Первый раз я услышал о Хусейне лет 20 назад, от брата, который увидел Хусю в общежитии МЭИ. Там в конце семидесятых существовало мощное ливанское землячество. Среди земляков выделялся здоровяк Хусейн: пышная шевелюра, пышные усы, пышный общий вид и капитальные размеры. Внешне Хуся напоминал Карла Маркса в молодые годы, хотя по характеру был совершенно бесхитростный человек. Где бы он ни появлялся, всюду он был душа компании; как сказал бы классик, всем он был друг и все были его друзья. Поэтому, когда по общежитию пронеслась весть о предстоящей свадьбе внутри ливанского землячества, шафера молодым искать не пришлось: им, конечно, стал Хусейн - друг жениха и замечательный человек.
Хуся был чрезвычайно польщён оказанной ему честью: он подготовился к свадьбе так, что затмил собой всех за исключением невесты.
Невеста была прекрасна. Превосходна! Подвенечное платье для неё было сшито из тончайшего шёлка: можно было взять его, сжать руку в кулак, и оно уместилось бы в кулаке. Да, именно такого подвенечного платья была достойна дочь преуспевающего фабриканта! Я подозреваю, что из того же кармана был оплачен и костюм жениха, потому что карман жениха был, увы, пуст.
Этот мезальянс поначалу многих озадачил. Других удивило то, что молодым удавалось до самого последнего момента скрывать нежные чувства друг к другу, самым решительным образом перешедшие в близкие отношения. Но когда невеста появилась в своём подвенечном платье, недоумение рассеялось, и никто не обратил внимание на дату регистрации.
Невеста, повторяю, была прекрасна. Хусейн был великолепен. В петлице его пиджака торчала пышная гвоздика, самая пышная, какую удалось отыскать. Глаза его излучали доброту, счастье, гордость за невесту и жениха, за себя и за остальных, но в первую очередь, конечно, за себя.

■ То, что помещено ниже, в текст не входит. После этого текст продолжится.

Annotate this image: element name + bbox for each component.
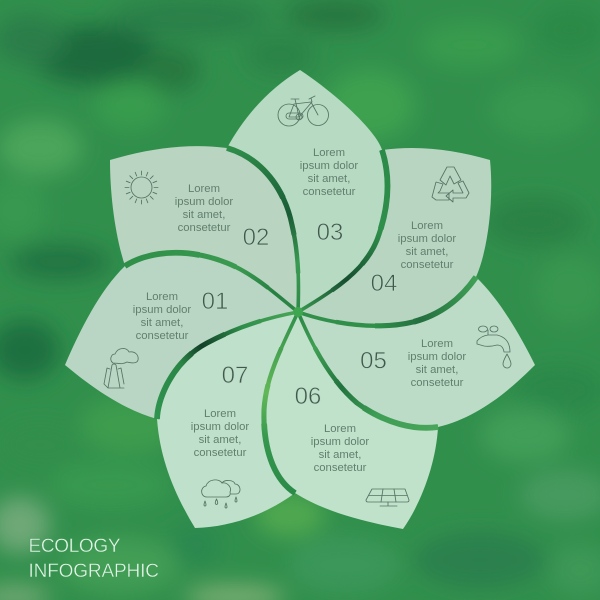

Молодые и свидетели сели в машину, для остальных был заказан автобус. Свадебная процессия пустилась в путь и по пути в ЗАГС, по предложению молодых, завернула на просмотровую площадку МГУ, чтобы запечатлеться на память.
Откупорили шампанское, наполнили фужеры. Составили композицию на траве как указал фотограф, и снимки последовали один за другим. На первом у всех широченные улыбки. На втором тоже. Между вторым и третьим молодые поздравили всех с первым апреля. На третьем ещё ничего не произошло, на четвёртом на лицах появилось недоумение, а на пятом все уже хохотали.
Последним засмеялся Хусейн. Ему было не смешно. Это были, как сказал бы Стива Облонский, любивший физиологию, рефлексы гловного мозга. Хусейн был обижен. Он был не против розыгрыша. Его обидело то, что сам он в этом розыгрыше участвовал не на той стороне. Он так старался, он так радовался за всех... Но молодые секретом с ним не поделились и правильно сделали: по заговорщическому виду Хусейна все сразу бы обо всём догадались.
Больше всего он был обижен на своего друга - мнимого жениха. Две недели Хусейн дулся, но больше не мог, просто в силу характера, и потом, когда вспоминали эту историю в какой-нибудь компании, хохотал первым и громче всех. Вы спросите, а как же свадебные подарки? Приглашая на свадьбу, молодые напомнили об одном хорошем старинном обычае: дарить молодожёнам, которые ещё не стали на ноги, на свадьбу деньги. Поэтому все остались при своих деньгах, а подвенечное платье невесты пригодилось ей через несколько лет, когда она вышла замуж по-настоящему, уже никого не стремясь ввести в заблуждение.
Несколько лет назад Хусейн снова прилетел в Москву. Лицом он теперь напоминает Карла Маркса, каким мы его привыкли видеть на портретах, которые носили когда-то на демонстрациях. Он стал ещё больше и в одном только не изменился: это по-прежнему дружелюбный, прямой и открытый человек. За эти годы в нём не прибавилось хитрости ни на грамм - если только, конечно, хитрость измерять в граммах.